I don’t know whether it’s Americans, Math people, or my suite mates, but people around me say “That’s Valid” all the time.

—Me disassembling my laptop after working on the same Pset question for 3 hours.

“That’s Valid.”

—Me feeling depressed and wanting to jump off my dorm naked.

“That’s pretty Valid.”

—My talking about how I should poo on John Harvard because peeing is boring.

“That’s totally Valid.”

Now, I’m writing this not just to be funny—though it certainly is, at least to my perverted sense of humor—I’ve also got some philosophical pandas to grind. Here they are.
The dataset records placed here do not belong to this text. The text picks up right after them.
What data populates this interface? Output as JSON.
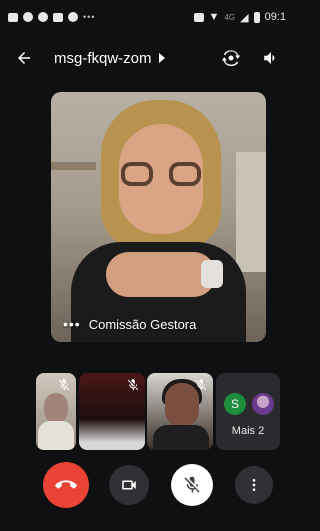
{
  "status_bar": {
    "signal_text": "4G",
    "time": "09:1"
  },
  "app_bar": {
    "meeting_code": "msg-fkqw-zom"
  },
  "main_tile": {
    "participant_name": "Comissão Gestora"
  },
  "thumbnails": {
    "more_label": "Mais 2",
    "avatar_initial": "S"
  },
  "colors": {
    "end_call": "#ea4335",
    "avatar_green": "#1e8e3e",
    "background": "#0f1012"
  },
  "icons": {
    "back": "arrow-left-icon",
    "switch_camera": "switch-camera-icon",
    "speaker": "speaker-icon",
    "more": "more-vert-icon",
    "mic_off": "mic-off-icon",
    "camera": "video-camera-icon",
    "end_call": "phone-hangup-icon"
  }
}
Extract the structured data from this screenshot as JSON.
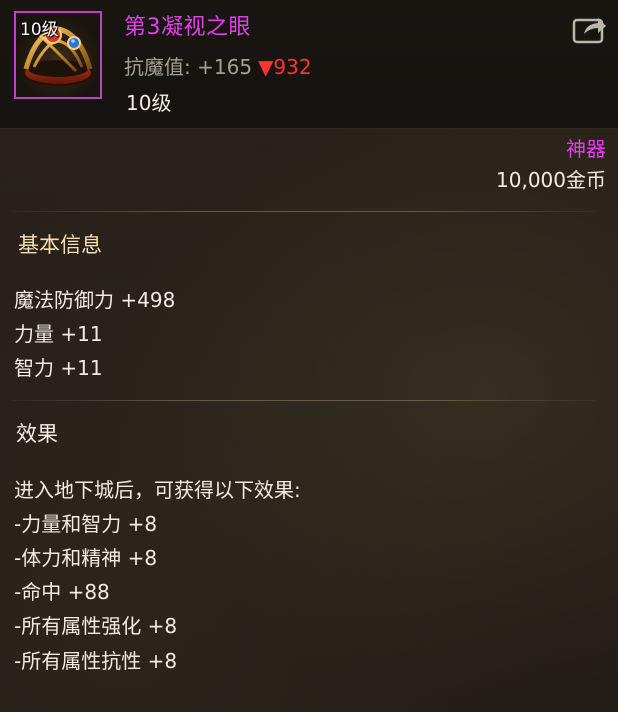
{
  "item": {
    "icon_level": "10级",
    "name": "第3凝视之眼",
    "stat_label": "抗魔值:",
    "stat_value": "+165",
    "stat_diff": "▼932",
    "level": "10级",
    "rarity": "神器",
    "price": "10,000金币"
  },
  "basic": {
    "title": "基本信息",
    "lines": [
      "魔法防御力 +498",
      "力量 +11",
      "智力 +11"
    ]
  },
  "effect": {
    "title": "效果",
    "lines": [
      "进入地下城后，可获得以下效果:",
      "-力量和智力 +8",
      "-体力和精神 +8",
      "-命中 +88",
      "-所有属性强化 +8",
      "-所有属性抗性 +8"
    ]
  },
  "colors": {
    "rarity": "#e040e8",
    "decrease": "#ff3333",
    "section_title": "#f3dfb2"
  },
  "icons": {
    "item": "ring-with-gems-icon",
    "export": "share-export-icon"
  }
}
A string of reasoning is logically valid if the conclusions cannot be false when the premises are true. It has nothing to do with the truthfulness of the conclusions, only with the autonomous existence that the reasoning has as a logical nugget in the philosophical ether.

By analogy, when my friends call whatever I’m thinking or doing “valid,” my friends are less affirming their truth, goodness, or beauty, but showing that they understand where I’m coming from. My friends are saying, “Although he is completely nuts, what Warren is expressing does somehow seem real, suitable, plausible, and even, in a perverse way, utterly desirable.”

Validity here serves as an autonomous criteria, outside of the traditional standards of good/evil, beautiful/ugly, true/false for the correctness of a thing. And validity is a criterion that fits weirdly well with Art, since it’s radically empathetic, seeking to understand the value of a thing from whether its being is striking enough to confer it dignity and independence. It is better to think of Art as not good or bad, but just valid or invalid, for Art, as something transcendent, is beyond the socio-political everyday towards the kernels of our identity, into our soul.

Art is not good or bad, just valid or invalid. And life is better this way.


Here’s the Inspiration for this post.

This is talking about Danill Kharms, one of my new favorites—“For him, art is neither “beautiful” nor “ugly” but, rather, “correct” or “incorrect,” “right” or “wrong.” A work of art has to exist in the world as an object, as real as the sun, grass, a rock, water, and so on”( Introduction to Today I Wrote Nothing, p.13).